Question to the Department of Health and Social Care:

To ask the Secretary of State for Health and Social Care, what his Department's policy is on the establishment of health and wellbeing hubs in former community hospitals.


Answered by
Caroline Dinenage Portrait
Caroline Dinenage
This question was answered on 9th May 2018

Community health services play a crucial role in preventing admissions, supporting safe transfers of care and reducing pressure on general practitioners. We know that patients prefer to be treated closer to home when they can be; and doing so prevents hospital admissions. Health and wellbeing hubs provide services which focus on areas such as health promotion and offer support within a person’s local community to meet their wider health and care needs. They are one of the models that we are using to keep people well and as close to home as possible.

As population needs vary across the country and are influenced by a variety of demographic factors, transformation and service redesign is rightly being led by local areas.

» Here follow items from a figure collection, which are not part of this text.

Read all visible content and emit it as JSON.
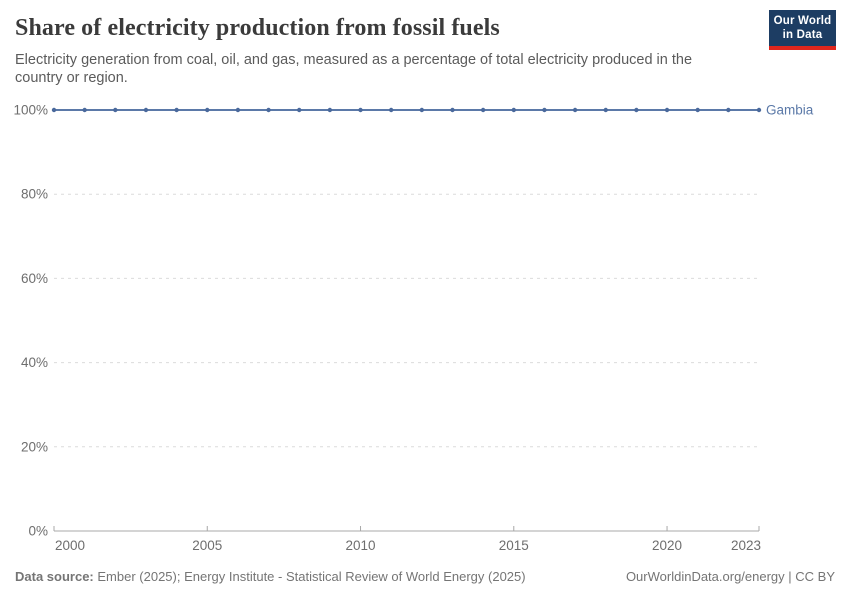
{
  "header": {
    "title": "Share of electricity production from fossil fuels",
    "subtitle": "Electricity generation from coal, oil, and gas, measured as a percentage of total electricity produced in the country or region.",
    "logo": {
      "line1": "Our World",
      "line2": "in Data"
    }
  },
  "colors": {
    "accent_line": "#5b79a8",
    "accent_marker": "#4a699c",
    "logo_bg": "#1d3d63",
    "logo_stripe": "#e0261c",
    "gridline": "#dcdcdc",
    "axis": "#a8a8a8",
    "tick_text": "#6e6e6e"
  },
  "chart_data": {
    "type": "line",
    "title": "Share of electricity production from fossil fuels",
    "xlabel": "",
    "ylabel": "",
    "xlim": [
      2000,
      2023
    ],
    "ylim": [
      0,
      100
    ],
    "grid": "horizontal-dashed",
    "legend_position": "label-at-line-end",
    "yticks": [
      {
        "v": 0,
        "label": "0%"
      },
      {
        "v": 20,
        "label": "20%"
      },
      {
        "v": 40,
        "label": "40%"
      },
      {
        "v": 60,
        "label": "60%"
      },
      {
        "v": 80,
        "label": "80%"
      },
      {
        "v": 100,
        "label": "100%"
      }
    ],
    "xticks": [
      {
        "v": 2000,
        "label": "2000"
      },
      {
        "v": 2005,
        "label": "2005"
      },
      {
        "v": 2010,
        "label": "2010"
      },
      {
        "v": 2015,
        "label": "2015"
      },
      {
        "v": 2020,
        "label": "2020"
      },
      {
        "v": 2023,
        "label": "2023"
      }
    ],
    "series": [
      {
        "name": "Gambia",
        "color": "#5b79a8",
        "marker_color": "#4a699c",
        "x": [
          2000,
          2001,
          2002,
          2003,
          2004,
          2005,
          2006,
          2007,
          2008,
          2009,
          2010,
          2011,
          2012,
          2013,
          2014,
          2015,
          2016,
          2017,
          2018,
          2019,
          2020,
          2021,
          2022,
          2023
        ],
        "values": [
          100,
          100,
          100,
          100,
          100,
          100,
          100,
          100,
          100,
          100,
          100,
          100,
          100,
          100,
          100,
          100,
          100,
          100,
          100,
          100,
          100,
          100,
          100,
          100
        ]
      }
    ]
  },
  "footer": {
    "datasource_label": "Data source:",
    "datasource_value": "Ember (2025); Energy Institute - Statistical Review of World Energy (2025)",
    "link": "OurWorldinData.org/energy | CC BY"
  }
}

It is for clinical commissioning groups (CCGs) to decide on how to use their assets (including their estates) and structure the provision of health and care services in a way that is most appropriate for their local community. For some areas this will mean the introduction of health and wellbeing hubs, as seen in East Devon, whilst the structure may look slightly different in others. The underlying principle is that CCGs have the flexibility and independence to make that decision, and this is the approach the Department takes.